Em abril de 2025 as buscas por “Mounjaro” passaram a superar as buscas por “Ozempic”, isso ocorreu no mesmo período em que o Mounjaro foi lançado no mercado brasileiro com promessas de maior eficácia que seus concorrentes.
Veja o gráfico:
A alta demanda, porém, abriu espaço para falsificações e contrabando, acendendo alerta entre médicos, autoridades sanitárias e da própria fabricante. Em carta aberta, o laboratório Eli Lilly, único autorizado a produzir a tirzepatida no Brasil, alerta que o uso de versões não originais do medicamento pode colocar a saúde em risco.
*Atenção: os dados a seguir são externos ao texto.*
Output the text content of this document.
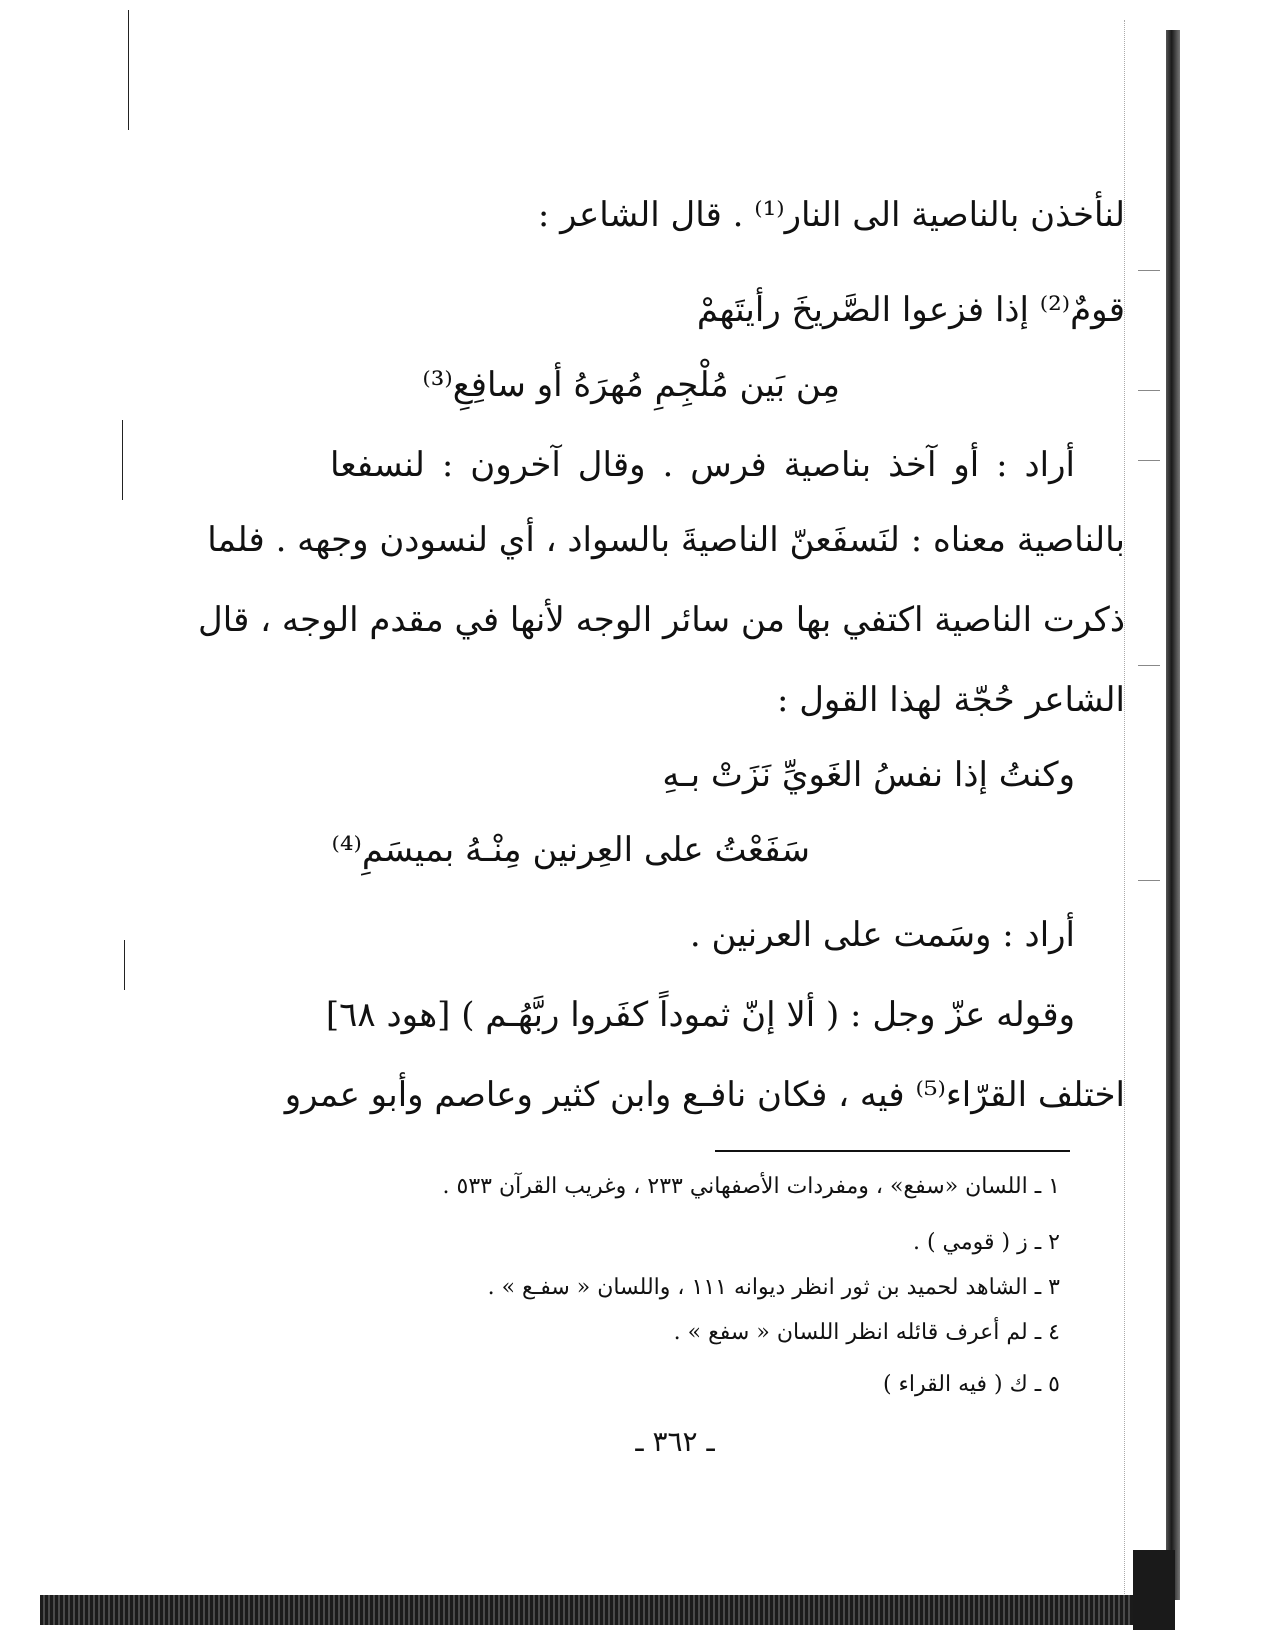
لنأخذن بالناصية الى النار⁽¹⁾ . قال الشاعر :
قومٌ⁽²⁾ إذا فزعوا الصَّريخَ رأيتَهمْ
مِن بَين مُلْجِمِ مُهرَهُ أو سافِعِ⁽³⁾
أراد : أو آخذ بناصية فرس . وقال آخرون : لنسفعا
بالناصية معناه : لنَسفَعنّ الناصيةَ بالسواد ، أي لنسودن وجهه . فلما
ذكرت الناصية اكتفي بها من سائر الوجه لأنها في مقدم الوجه ، قال
الشاعر حُجّة لهذا القول :
وكنتُ إذا نفسُ الغَويِّ نَزَتْ بـهِ
سَفَعْتُ على العِرنين مِنْـهُ بميسَمِ⁽⁴⁾
أراد : وسَمت على العرنين .
وقوله عزّ وجل : ( ألا إنّ ثموداً كفَروا ربَّهُـم ) [هود ٦٨]
اختلف القرّاء⁽⁵⁾ فيه ، فكان نافـع وابن كثير وعاصم وأبو عمرو
١ ـ اللسان «سفع» ، ومفردات الأصفهاني ٢٣٣ ، وغريب القرآن ٥٣٣ .
٢ ـ ز ( قومي ) .
٣ ـ الشاهد لحميد بن ثور انظر ديوانه ١١١ ، واللسان « سفـع » .
٤ ـ لم أعرف قائله انظر اللسان « سفع » .
٥ ـ ك ( فيه القراء )
ـ ٣٦٢ ـ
“Quaisquer produtos comercializados simplesmente como tirzepatida não foram fabricados, estudados ou comercializados pela Lilly, e, portanto, não são aprovados pela Anvisa ou qualquer outra agência regulatória internacional”, informa o documento publicado pelo laboratório.
Mounjaro falsificado
Apesar dos riscos, diversas apreensões da substância têm sido realizadas nos últimos meses. Na última quarta-feira (25), a polícia desarticulou um grupo que produzia diversos tipos de drogas em um laboratório clandestino na cidade de Maceió-AL. Entre as apreensões foram encontradas ampolas com rótulos do medicamento Mounjaro.
É importante notar que as instruções de uso do produto mostram que a substância aprovada no Brasil é vendida exclusivamente na forma de canetas aplicadoras de uso único, não existindo registro para produtos vendidos em ampolas, como os apreendidos.
Para a médica Kennya Medeiros, pós-graduada em Nutrologia e especialista em emagrecimento, a fabricação e venda clandestina desses produtos representam um risco grave à saúde pública, podendo conter dosagens incorretas, substâncias diferentes das descritas e até contaminação por bactérias.

“Os riscos incluem pancreatite, hipoglicemia, desidratação, infecções, reações adversas imprevisíveis e descompensações metabólicas. Além disso, o uso sem acompanhamento médico pode levar à perda excessiva de massa muscular, deficiências nutricionais e reganho de peso posterior”, alerta.
Kennya Medeiros explica que o mecanismo de ação do Mounjaro pode gerar um efeito metabólico mais intenso do que o Ozempic, mas destaca que a escolha depende do perfil metabólico, do fenótipo de obesidade, da presença de comorbidades e da tolerância individual de cada paciente.
A especialista reforça que a obesidade é uma doença crônica e exige tratamento médico estruturado. “O mais importante é compreender que emagrecimento sustentável não acontece com soluções rápidas, mas com estratégia, constância e acompanhamento profissional”, conclui.